In this lesson, you’ll see two of the most common ways to access and share code in Dataiku: project libraries and code samples.
Having reusable code enhances the collaborative experience for all users on the Dataiku instance, reduces the time required to code, and can help improve consistency.
Project libraries allow you to create and share your code library. Once created, you can share the code within the same project, such as within recipes and with other projects on the same instance.
The project code library is the location where files are stored. Use the library editor to create folders and to upload or add files.
In the example below, you added a code module that writes data from a Dataiku dataset to an Excel workbook.
This file is stored in the Python source folder.
The dataframe to excel function is now available for use in code contexts such as recipes and notebooks.
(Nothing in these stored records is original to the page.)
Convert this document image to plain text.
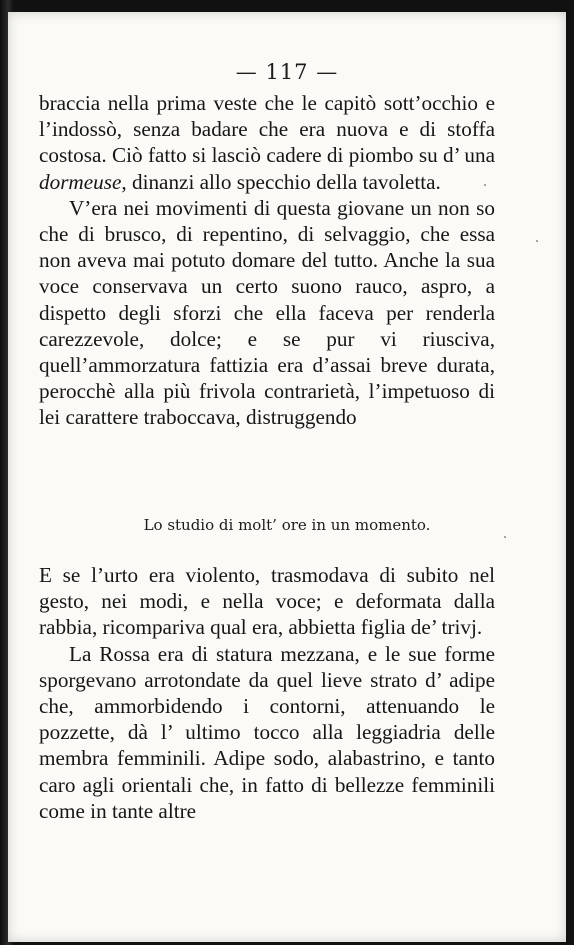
— 117 —

braccia nella prima veste che le capitò sott’occhio e l’indossò, senza badare che era nuova e di stoffa costosa. Ciò fatto si lasciò cadere di piombo su d’ una dormeuse, dinanzi allo specchio della tavoletta.

V’era nei movimenti di questa giovane un non so che di brusco, di repentino, di selvaggio, che essa non aveva mai potuto domare del tutto. Anche la sua voce conservava un certo suono rauco, aspro, a dispetto degli sforzi che ella faceva per renderla carezzevole, dolce; e se pur vi riusciva, quell’ammorzatura fattizia era d’assai breve durata, perocchè alla più frivola contrarietà, l’impetuoso di lei carattere traboccava, distruggendo

Lo studio di molt’ ore in un momento.

E se l’urto era violento, trasmodava di subito nel gesto, nei modi, e nella voce; e deformata dalla rabbia, ricompariva qual era, abbietta figlia de’ trivj.

La Rossa era di statura mezzana, e le sue forme sporgevano arrotondate da quel lieve strato d’ adipe che, ammorbidendo i contorni, attenuando le pozzette, dà l’ ultimo tocco alla leggiadria delle membra femminili. Adipe sodo, alabastrino, e tanto caro agli orientali che, in fatto di bellezze femminili come in tante altre
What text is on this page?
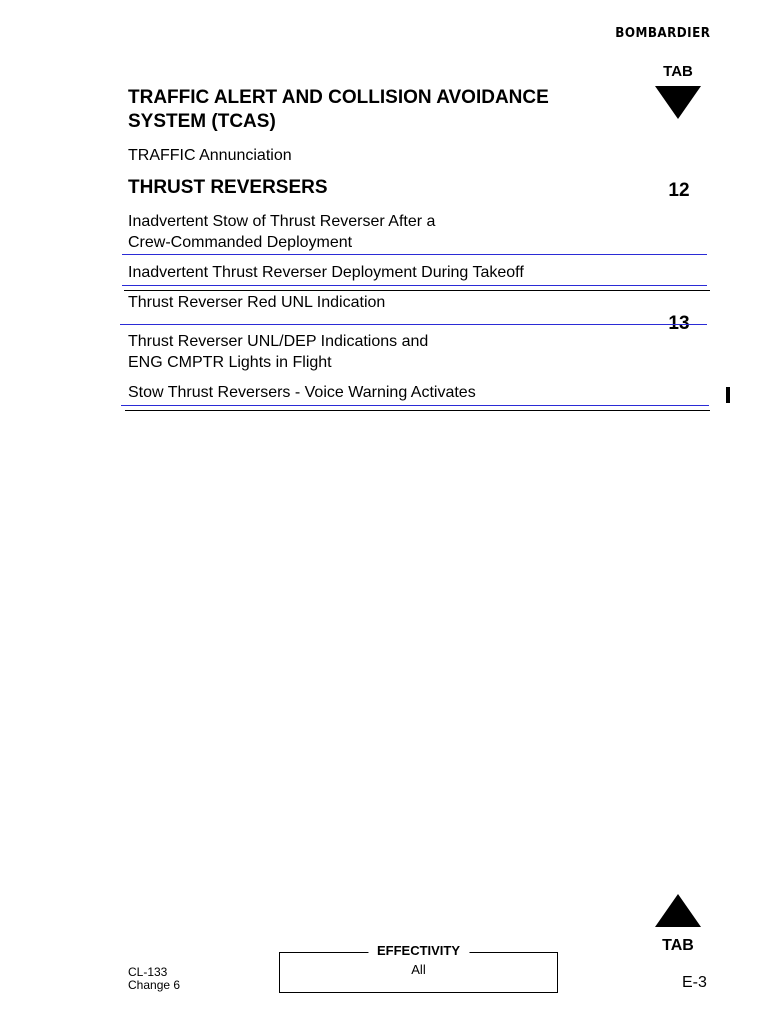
BOMBARDIER
TAB
TRAFFIC ALERT AND COLLISION AVOIDANCE
SYSTEM (TCAS)
TRAFFIC Annunciation
THRUST REVERSERS	12
Inadvertent Stow of Thrust Reverser After a
Crew-Commanded Deployment
Inadvertent Thrust Reverser Deployment During Takeoff
Thrust Reverser Red UNL Indication
13
Thrust Reverser UNL/DEP Indications and
ENG CMPTR Lights in Flight
Stow Thrust Reversers - Voice Warning Activates
TAB
CL-133
Change 6
EFFECTIVITY
All
E-3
You can access this reusable code within your project and share it with other projects.
To import this code into a Python recipe, add the following line to the other import statements at the beginning of your recipe:
Now, look at how you can share this code with other projects on the same Dataiku instance.
To demonstrate this concept, you’ll share the project library that was created in project A with project B.
To do this, you can copy the project key from the URL of the parent project, project A.
Then in the library editor of project B, you’ll find the external-libraries.json file.
Search for the importLibrariesFromProject list, and add the project key from Project A such as:
"import Libraries From Project":"PROJECT_A_KEY"
The project library from Project A is now available to Project B.
In Project B, you can now import the functions of the Project A code library.
Note
You only need to import a project library once. If the parent project’s library is updated, those changes are available to all child projects.
The only time a change in the parent project won’t be usable is if a user unintentionally changes the name of a shared file or function.
When you share libraries between projects, and you plan to deploy your project to the Automation node, the parent project must be deployed so that the project library is available.
You can add code samples wherever code samples are found. For example, you can add a new code sample in the code samples of your notebook.
To do this, click + Add Your Own, then type a descriptive title and description (both are searchable). Then, apply tags to make it even more discoverable by others. The default option is share with other users.
You can add additional information that might help others understand the purpose and usage of your code snippet.
Then, finally, add the core code of your code sample including any variants.
Code variants make sense when it isn’t possible to create a single code snippet that covers all use cases.
Dataiku makes your code sample immediately available to all users on the same instance.
Using code samples makes it easier to reproduce an entire Dataiku object or a simple component from one project to another, improving reusability and reliability of the code.
You can add code samples in various component within Dataiku:
Component
Location
Notebook
In Code samples
Code recipes
In the Code tab of the recipe
Visual ML tool
In the Custom Python model, Custom metrics, Custom preprocessing
Webapps
In the Edit mode of the webapp
Note
For the preprocessing, you need to create a processor object that will be responsible for processing the data..
For example, in a Jupyter notebook, you can click Code Samples to start searching the code snippets available on your Dataiku instance.
Suppose you want to find code samples that you can use to merge pandas DataFrames. To do this, search for dataframe to view results where this term is either part of the title or description.
You can also search by tag. For example, you can select the tags, Pandas, Combine, and Dataframe, to help narrow down your search results.
Dataiku displays the code sample, including any variations, along with its documentation.
Once you insert this code, it becomes part of your script.